The first four prizes are fabulous but the fifth one — the one you invariably receive — is a trinket or some other item of little or no value. And that is the one they give you for showing up.
- Stealing your identity. This is a more sophisticated scam. The con artist attempts to trick you into revealing vital personal information — Social Security number, bank accounts and the like — so they can impersonate you. Then they open credit card or bank accounts, arrange loans and possibly even commit crimes
Facts of a Recent Scam
According to a Justice Department news release, Patricia Diane Clark of Sacramento, Calif., pleaded guilty for her role in a half-million-dollar sweepstakes fraud that was run from Costa Rica and targeted U.S. residents. She admitted to conspiracy to commit wire fraud, conspiracy to commit wire fraud and conspiracy to commit money laundering. This isn’t the only such case on the dockets. Similar scams have resulted in other recent arrests (see right-hand box).

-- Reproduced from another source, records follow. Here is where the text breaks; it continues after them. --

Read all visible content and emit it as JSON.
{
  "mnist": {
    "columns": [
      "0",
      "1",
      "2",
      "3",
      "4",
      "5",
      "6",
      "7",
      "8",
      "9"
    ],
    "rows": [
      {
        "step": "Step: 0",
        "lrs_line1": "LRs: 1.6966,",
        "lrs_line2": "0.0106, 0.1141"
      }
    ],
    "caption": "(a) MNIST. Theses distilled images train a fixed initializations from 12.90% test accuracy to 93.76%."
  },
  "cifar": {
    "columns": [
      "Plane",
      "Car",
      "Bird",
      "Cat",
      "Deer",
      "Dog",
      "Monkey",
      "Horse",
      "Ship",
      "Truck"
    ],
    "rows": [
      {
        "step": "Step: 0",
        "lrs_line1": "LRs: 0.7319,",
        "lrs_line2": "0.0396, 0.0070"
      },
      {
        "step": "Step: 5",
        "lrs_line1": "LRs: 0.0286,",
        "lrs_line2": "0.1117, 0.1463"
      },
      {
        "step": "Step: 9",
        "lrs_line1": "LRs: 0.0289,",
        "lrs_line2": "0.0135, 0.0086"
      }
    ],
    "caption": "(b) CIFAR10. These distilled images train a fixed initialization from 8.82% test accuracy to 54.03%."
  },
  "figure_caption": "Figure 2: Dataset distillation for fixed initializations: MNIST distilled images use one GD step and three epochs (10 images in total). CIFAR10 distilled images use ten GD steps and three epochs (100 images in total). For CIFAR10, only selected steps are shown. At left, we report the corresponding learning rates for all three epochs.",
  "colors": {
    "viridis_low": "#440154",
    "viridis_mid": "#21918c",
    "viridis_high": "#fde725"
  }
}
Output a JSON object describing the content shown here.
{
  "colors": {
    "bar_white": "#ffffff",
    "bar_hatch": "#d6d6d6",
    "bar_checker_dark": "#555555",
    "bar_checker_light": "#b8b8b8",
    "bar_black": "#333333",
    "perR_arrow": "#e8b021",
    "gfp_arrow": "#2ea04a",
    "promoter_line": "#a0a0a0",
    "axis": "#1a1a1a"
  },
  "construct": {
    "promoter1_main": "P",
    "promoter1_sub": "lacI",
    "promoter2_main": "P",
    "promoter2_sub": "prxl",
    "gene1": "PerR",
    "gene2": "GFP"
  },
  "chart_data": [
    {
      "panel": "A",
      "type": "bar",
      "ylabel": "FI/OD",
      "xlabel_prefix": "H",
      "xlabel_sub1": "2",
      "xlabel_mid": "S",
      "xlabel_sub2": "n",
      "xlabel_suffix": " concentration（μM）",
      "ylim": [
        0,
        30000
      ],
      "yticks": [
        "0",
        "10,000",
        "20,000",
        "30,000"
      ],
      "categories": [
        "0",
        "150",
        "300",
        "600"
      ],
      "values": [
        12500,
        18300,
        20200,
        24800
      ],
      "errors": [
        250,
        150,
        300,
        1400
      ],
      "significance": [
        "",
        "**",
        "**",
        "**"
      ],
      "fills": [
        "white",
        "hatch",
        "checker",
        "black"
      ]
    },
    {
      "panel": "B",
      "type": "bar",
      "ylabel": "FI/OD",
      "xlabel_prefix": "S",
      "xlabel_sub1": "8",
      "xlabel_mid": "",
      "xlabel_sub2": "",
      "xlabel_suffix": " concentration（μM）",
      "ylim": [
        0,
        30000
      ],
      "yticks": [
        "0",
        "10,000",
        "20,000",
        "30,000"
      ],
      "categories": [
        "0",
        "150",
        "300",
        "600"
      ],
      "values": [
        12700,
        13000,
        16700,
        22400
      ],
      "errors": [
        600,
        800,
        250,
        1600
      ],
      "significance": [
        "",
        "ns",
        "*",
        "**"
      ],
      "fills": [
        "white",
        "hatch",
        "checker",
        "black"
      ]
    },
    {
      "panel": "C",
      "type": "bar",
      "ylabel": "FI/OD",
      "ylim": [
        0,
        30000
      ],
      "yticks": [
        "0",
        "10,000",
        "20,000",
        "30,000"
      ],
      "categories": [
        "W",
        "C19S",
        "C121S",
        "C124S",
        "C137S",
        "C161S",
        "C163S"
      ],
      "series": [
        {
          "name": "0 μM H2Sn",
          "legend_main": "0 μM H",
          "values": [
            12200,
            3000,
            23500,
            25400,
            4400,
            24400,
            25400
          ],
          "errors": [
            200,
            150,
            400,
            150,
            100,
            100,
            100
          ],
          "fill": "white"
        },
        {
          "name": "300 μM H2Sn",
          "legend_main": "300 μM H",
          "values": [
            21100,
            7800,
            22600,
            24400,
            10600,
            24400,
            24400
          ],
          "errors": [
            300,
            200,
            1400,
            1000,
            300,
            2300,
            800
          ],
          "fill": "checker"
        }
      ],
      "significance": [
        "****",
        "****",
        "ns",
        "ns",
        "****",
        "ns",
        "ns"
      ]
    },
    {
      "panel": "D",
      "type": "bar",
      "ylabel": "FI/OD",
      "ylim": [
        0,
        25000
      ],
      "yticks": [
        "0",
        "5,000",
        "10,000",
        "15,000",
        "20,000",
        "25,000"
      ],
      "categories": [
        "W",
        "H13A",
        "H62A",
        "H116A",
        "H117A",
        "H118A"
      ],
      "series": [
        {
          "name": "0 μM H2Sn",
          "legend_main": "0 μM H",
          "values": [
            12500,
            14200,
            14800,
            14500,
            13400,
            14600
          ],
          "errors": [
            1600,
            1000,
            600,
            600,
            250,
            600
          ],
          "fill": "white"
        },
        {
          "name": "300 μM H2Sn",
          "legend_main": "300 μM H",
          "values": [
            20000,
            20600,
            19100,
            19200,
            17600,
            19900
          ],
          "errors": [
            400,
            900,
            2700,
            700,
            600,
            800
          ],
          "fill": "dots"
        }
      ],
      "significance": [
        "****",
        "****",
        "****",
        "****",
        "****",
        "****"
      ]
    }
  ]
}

For approximately six years spanning 2007 through 2013, Clark’s co-conspirators called U.S. residents from Costa Rican call centers, falsely informing them that they had won a substantial cash prize in a sweepstakes. The victims, many of whom were elderly, were told that they had to send money for a purported “refundable insurance fee” in order to collect their prize. Clark picked up the money from the victims and sent it to her co-conspirators in Costa Rica. She also admitted to managing others in the U.S. who were involved in the scheme as well as keeping a portion of the victims’ payments.
Once the victims gave the money, Clark’s co-conspirators contacted them again. At this point, they claimed that the prize amount had increased, because either there was a clerical error or another prizewinner was disqualified. But the victim now had upped the ante to cover the “fees” for the larger prize.
This scheme would continue as long as the victim put up more money. It would not end until the victim ran out of money or discovered the fraud. By then it was too late.
Along with her co-conspirators, the Justice Department says Clark admitted to being responsible for approximately $640,000 in losses to hundreds of U.S. citizens.
Lesson to be learned: Some people are so gun-shy about sweepstakes scams that they never enter contests. But you know whether you have entered a drawing and should not be swayed by a random call. Recognize the warning signs of a scam and don’t be coerced into sending any money to con artists.